Außergewöhnlich vielleicht deshalb, weil hier verschiedenste Einflüsse zusammenkommen: Liebe und Respekt, alte, belgische Biertradition, Wissen und Kompetenz rund um Lebensmittel und Fine Dining. Und gelerntes Brauhandwerk.
Wir wollten mehr über die Londoner erfahren und haben uns mit Alexis Leclere, Fixie-Liebhaber und Brauer bei Partizan Brewing, während eines Berlinbesuches zu einer kleinen Kneipentour verabredet.
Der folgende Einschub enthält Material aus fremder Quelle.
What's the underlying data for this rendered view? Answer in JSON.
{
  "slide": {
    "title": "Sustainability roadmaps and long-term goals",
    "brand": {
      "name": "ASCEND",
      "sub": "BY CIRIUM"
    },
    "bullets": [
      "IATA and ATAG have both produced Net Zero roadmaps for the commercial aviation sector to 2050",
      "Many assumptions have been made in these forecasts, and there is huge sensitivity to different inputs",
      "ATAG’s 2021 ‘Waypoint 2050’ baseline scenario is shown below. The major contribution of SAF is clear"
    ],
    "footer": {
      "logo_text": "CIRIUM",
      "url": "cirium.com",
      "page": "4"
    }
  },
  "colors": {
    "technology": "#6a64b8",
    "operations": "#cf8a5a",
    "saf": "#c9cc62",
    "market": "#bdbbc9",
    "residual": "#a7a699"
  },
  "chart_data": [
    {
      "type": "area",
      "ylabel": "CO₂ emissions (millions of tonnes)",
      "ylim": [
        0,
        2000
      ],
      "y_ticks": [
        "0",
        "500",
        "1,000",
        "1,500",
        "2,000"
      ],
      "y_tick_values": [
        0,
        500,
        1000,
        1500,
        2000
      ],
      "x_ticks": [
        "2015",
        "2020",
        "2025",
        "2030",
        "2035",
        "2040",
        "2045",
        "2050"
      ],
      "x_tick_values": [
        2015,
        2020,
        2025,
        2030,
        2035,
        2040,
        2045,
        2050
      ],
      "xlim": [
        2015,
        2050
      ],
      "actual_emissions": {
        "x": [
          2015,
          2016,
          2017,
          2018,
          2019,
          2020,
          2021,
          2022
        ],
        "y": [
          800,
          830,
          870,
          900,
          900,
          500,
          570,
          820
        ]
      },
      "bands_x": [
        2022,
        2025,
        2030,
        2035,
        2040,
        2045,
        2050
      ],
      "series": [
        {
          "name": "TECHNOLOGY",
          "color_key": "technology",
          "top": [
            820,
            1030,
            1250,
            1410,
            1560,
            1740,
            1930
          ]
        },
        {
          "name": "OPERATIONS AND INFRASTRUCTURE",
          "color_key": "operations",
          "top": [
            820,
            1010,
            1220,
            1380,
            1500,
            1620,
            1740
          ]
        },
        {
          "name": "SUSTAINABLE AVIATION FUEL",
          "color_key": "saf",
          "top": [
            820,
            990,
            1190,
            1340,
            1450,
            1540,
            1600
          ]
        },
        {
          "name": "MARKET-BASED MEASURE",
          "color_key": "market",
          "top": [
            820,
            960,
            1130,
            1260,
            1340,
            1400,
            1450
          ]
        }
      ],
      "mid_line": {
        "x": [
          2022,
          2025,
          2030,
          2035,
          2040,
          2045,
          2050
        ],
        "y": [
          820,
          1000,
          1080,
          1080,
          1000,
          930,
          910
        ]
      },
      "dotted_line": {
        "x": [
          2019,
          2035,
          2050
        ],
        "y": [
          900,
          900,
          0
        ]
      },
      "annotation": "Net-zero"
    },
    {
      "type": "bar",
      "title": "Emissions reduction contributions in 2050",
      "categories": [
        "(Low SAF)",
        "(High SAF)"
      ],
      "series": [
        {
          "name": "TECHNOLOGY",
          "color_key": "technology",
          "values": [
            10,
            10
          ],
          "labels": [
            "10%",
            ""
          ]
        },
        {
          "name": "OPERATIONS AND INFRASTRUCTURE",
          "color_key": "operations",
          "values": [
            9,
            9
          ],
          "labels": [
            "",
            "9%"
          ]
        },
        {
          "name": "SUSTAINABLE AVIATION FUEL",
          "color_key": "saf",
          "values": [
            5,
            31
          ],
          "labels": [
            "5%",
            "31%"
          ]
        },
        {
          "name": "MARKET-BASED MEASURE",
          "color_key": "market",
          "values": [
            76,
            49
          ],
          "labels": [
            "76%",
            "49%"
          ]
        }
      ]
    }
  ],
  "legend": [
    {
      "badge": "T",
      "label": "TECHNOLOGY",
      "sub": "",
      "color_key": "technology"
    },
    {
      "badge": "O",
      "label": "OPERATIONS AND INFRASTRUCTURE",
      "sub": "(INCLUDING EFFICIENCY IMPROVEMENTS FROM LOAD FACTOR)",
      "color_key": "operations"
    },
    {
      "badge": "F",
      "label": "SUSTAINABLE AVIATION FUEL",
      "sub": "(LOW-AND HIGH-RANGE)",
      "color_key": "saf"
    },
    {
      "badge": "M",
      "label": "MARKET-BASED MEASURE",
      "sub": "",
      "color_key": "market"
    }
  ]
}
Erste Station: eine Institution. Das Hopfenreich in Berlin-Kreuzberg. Der Besucher hätte gern ein paar „Berlin beers“. Er bekommt gezapft: Fuerst Wiacek und Stone Berlin. IPA und Xocoveza.
Alexis ist in Nordfrankreich aufgewachsen, in einer Region mit großer, belgisch geprägter Bier-Tradition. Nachdem er dort in ein paar Brauereien gearbeitet hat, lebte er – zumindest ein ganz kleines bisschen– den amerikanischen Traum: Vom Fasswäscher in der Sambrooks Brewery (London Battersea) zum Brauer bei Partizan Brewing.
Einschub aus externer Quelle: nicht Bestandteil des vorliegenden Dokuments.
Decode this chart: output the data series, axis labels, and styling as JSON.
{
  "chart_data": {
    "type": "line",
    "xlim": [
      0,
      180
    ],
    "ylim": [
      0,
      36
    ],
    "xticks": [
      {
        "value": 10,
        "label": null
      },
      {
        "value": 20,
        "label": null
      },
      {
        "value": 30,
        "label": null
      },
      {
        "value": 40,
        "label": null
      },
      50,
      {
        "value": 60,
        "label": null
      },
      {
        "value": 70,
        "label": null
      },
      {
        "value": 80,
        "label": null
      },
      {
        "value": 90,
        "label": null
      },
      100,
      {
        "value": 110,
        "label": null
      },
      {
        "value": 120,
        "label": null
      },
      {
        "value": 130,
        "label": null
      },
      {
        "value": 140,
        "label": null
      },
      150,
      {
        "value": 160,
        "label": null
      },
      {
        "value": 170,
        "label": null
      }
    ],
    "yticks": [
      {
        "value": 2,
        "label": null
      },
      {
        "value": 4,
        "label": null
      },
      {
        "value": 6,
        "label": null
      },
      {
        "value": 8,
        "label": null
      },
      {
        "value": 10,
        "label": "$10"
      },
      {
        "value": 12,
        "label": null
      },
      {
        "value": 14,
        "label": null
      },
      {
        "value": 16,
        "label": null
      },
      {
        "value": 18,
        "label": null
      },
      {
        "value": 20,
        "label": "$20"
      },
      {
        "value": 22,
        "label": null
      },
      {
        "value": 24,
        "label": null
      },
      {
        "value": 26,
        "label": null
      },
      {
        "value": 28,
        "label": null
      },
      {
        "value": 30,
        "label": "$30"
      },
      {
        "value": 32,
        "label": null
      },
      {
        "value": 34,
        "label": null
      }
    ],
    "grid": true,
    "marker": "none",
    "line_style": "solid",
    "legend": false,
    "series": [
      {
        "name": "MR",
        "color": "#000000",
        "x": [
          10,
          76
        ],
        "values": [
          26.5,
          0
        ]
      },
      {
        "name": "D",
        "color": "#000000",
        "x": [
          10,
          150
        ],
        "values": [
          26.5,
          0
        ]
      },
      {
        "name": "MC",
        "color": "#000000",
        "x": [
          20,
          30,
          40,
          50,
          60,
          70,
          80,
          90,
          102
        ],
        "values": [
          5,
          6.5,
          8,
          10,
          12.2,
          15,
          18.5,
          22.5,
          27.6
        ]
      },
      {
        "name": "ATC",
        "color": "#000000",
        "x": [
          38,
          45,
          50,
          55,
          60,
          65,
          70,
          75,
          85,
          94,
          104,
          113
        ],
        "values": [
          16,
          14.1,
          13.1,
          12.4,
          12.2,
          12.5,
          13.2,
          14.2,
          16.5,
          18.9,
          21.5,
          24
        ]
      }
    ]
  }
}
Groß geworden ist Alexis mit den belgischen Klassikern. Die Klosterbrauereien waren für ihn der Wegweiser und Grundstein für seine Karriere als Brauer. Noch heute hat er ein Lieblingsbier von früher: „Es ist schwer EIN Bier zu nennen, aber wenn ich eins wählen muss, dann das St. Bernardus Abt 12. Das verbinde ich mit vielen Erinnerungen.“
Partizan Gründer Andy Smith kommt aus Leeds. Dort war er Koch, über acht Jahre lang. Vor allem fine-dining, Sternerestaurants. Und nebenbei Heimbrauer. Aus Passion? Eher Nicht. Er war pleite und wollte trotzdem gutes Bier trinken. Und wirklich gutes Bier gab es damals viel zu wenig. Nach London kam Andy eigentlich, um weiter als Koch zu arbeiten – in der boomenden Gastronomie der Hauptstadt ein paar neue Erfahrungen machen. Durch einen Zufall bekam er von Andy Moffat die Chance bei Redemption Brewing anzufangen. Der hat ihm auch sein Studium am Institute of Brewing finanziert. Er lernte es, professionell zu brauen und konnte viele Kontakte knöpfen, was ihm später noch eine riesengroße Hilfe sein sollte. Insgesamt war er knapp drei Jahre bei Redemption Brewing.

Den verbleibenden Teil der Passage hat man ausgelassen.